Oil fell nearly 2 percent on Thursday, dragged down from six-month highs as signs of job market weakness stoked concerns about the economy.
U.S. crude traded down $1.10 to $60.94 a barrel at 1:31 p.m. EDT, after hitting a six-month high over $62 on Wednesday. London Brent fell 69 cents to $59.90 a barrel.
The petroleum markets are lower on profit-taking ... as traders take note of a downturn in the equity markets that erodes faith in the hopes of a V-shaped economic recovery, said Tim Evans, analyst, Citi Futures Perspective in New York City.
U.S. stocks slid after a disappointing Fed regional survey and government unemployment data showed so-called continued claims rose to a fresh record while new jobless claims fell.
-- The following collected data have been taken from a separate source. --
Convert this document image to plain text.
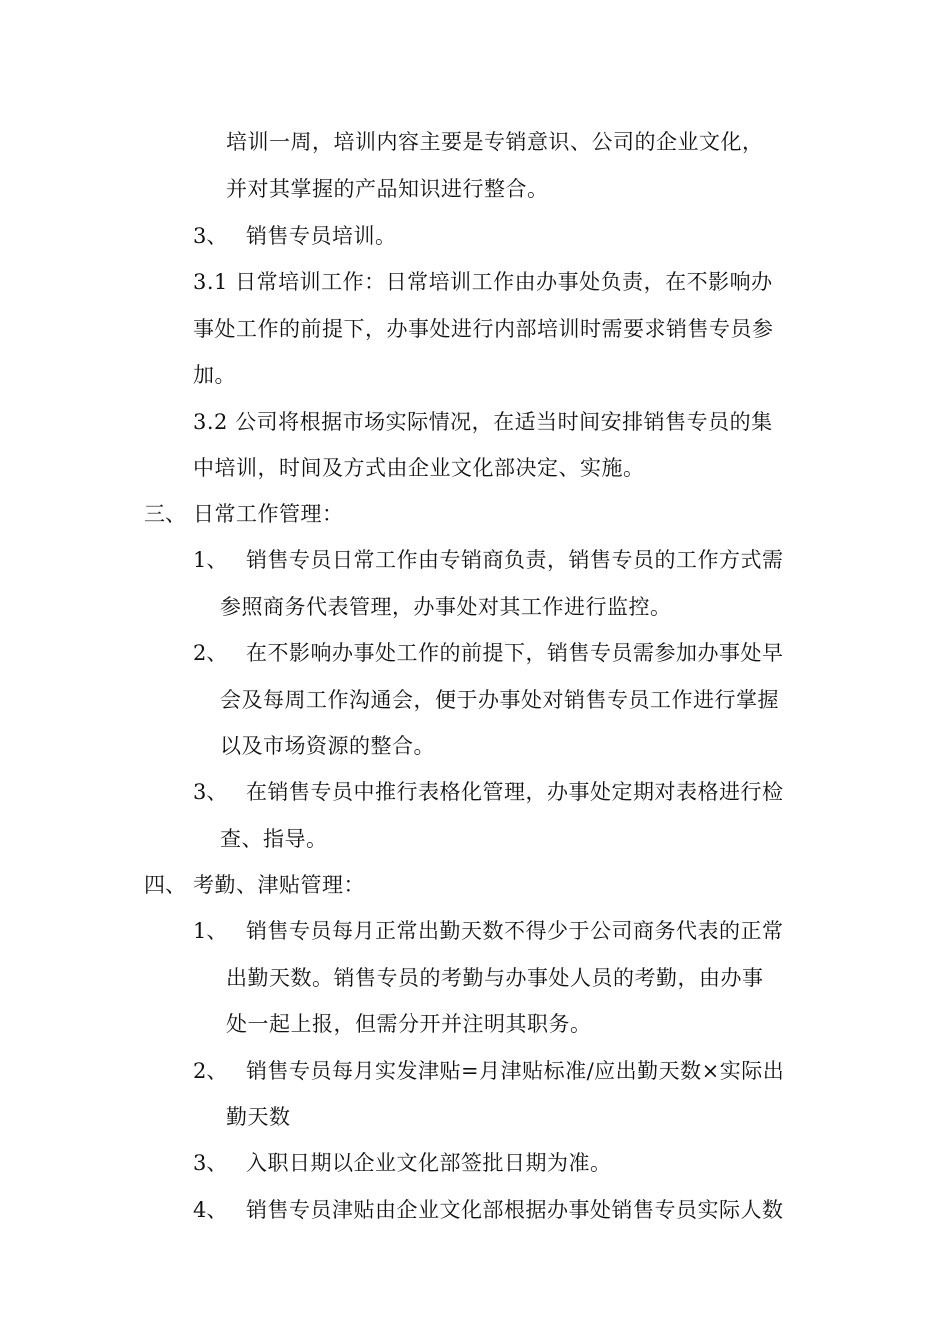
培训一周，培训内容主要是专销意识、公司的企业文化，
并对其掌握的产品知识进行整合。
3、 销售专员培训。
3.1 日常培训工作：日常培训工作由办事处负责，在不影响办
事处工作的前提下，办事处进行内部培训时需要求销售专员参
加。
3.2 公司将根据市场实际情况，在适当时间安排销售专员的集
中培训，时间及方式由企业文化部决定、实施。
三、 日常工作管理：
1、 销售专员日常工作由专销商负责，销售专员的工作方式需
参照商务代表管理，办事处对其工作进行监控。
2、 在不影响办事处工作的前提下，销售专员需参加办事处早
会及每周工作沟通会，便于办事处对销售专员工作进行掌握
以及市场资源的整合。
3、 在销售专员中推行表格化管理，办事处定期对表格进行检
查、指导。
四、 考勤、津贴管理：
1、 销售专员每月正常出勤天数不得少于公司商务代表的正常
出勤天数。销售专员的考勤与办事处人员的考勤，由办事
处一起上报，但需分开并注明其职务。
2、 销售专员每月实发津贴=月津贴标准/应出勤天数×实际出
勤天数
3、 入职日期以企业文化部签批日期为准。
4、 销售专员津贴由企业文化部根据办事处销售专员实际人数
Manufacturing in the U.S. mid-Atlantic region contracted for the eighth consecutive month, according to a Federal Reserve survey.
Oil prices jumped by about a third over the past four weeks as signs of a potential economic rebound outweighed weak demand and high inventories.
A JP Morgan research note forecast the economy would begin to turn around in the second half. The bank also hiked its price forecasts for 2009 and 2010.
While it may seem at odds with recent demand data and high levels of global inventories, we believe the economic outlook is improving and a second-half recovery, perhaps more vigorous than even we foresee, is on the cards, the bank said.
Oil got a lift on Wednesday after weekly U.S. government inventory data showed a steep drop in crude and gasoline stockpiles ahead of the Memorial Day weekend, traditionally the start of the summer driving season.
Slumping demand has sent crude tumbling from record highs near $150 a barrel set last July, prompting the Organization of Petroleum Exporting Countries to agree a series of output cuts since September.
A senior Gulf OPEC delegate told Reuters the cartel was likely to keep output targets steady at its next meeting on May 28.
Eleven out of 12 oil analysts and economists surveyed by Reuters also predicted OPEC would maintain output.
Nigeria's army declared a militant leader is wanted dead or alive and pressed on with an offensive in the Niger Delta which Amnesty International said may have killed hundreds in the OPEC nation.
The military last week launched its biggest campaign for years in the country's oil heartland, bombarding militant camps near the town of Warri from the air and sea before sending in hundreds of troops to flush rebels out of communities.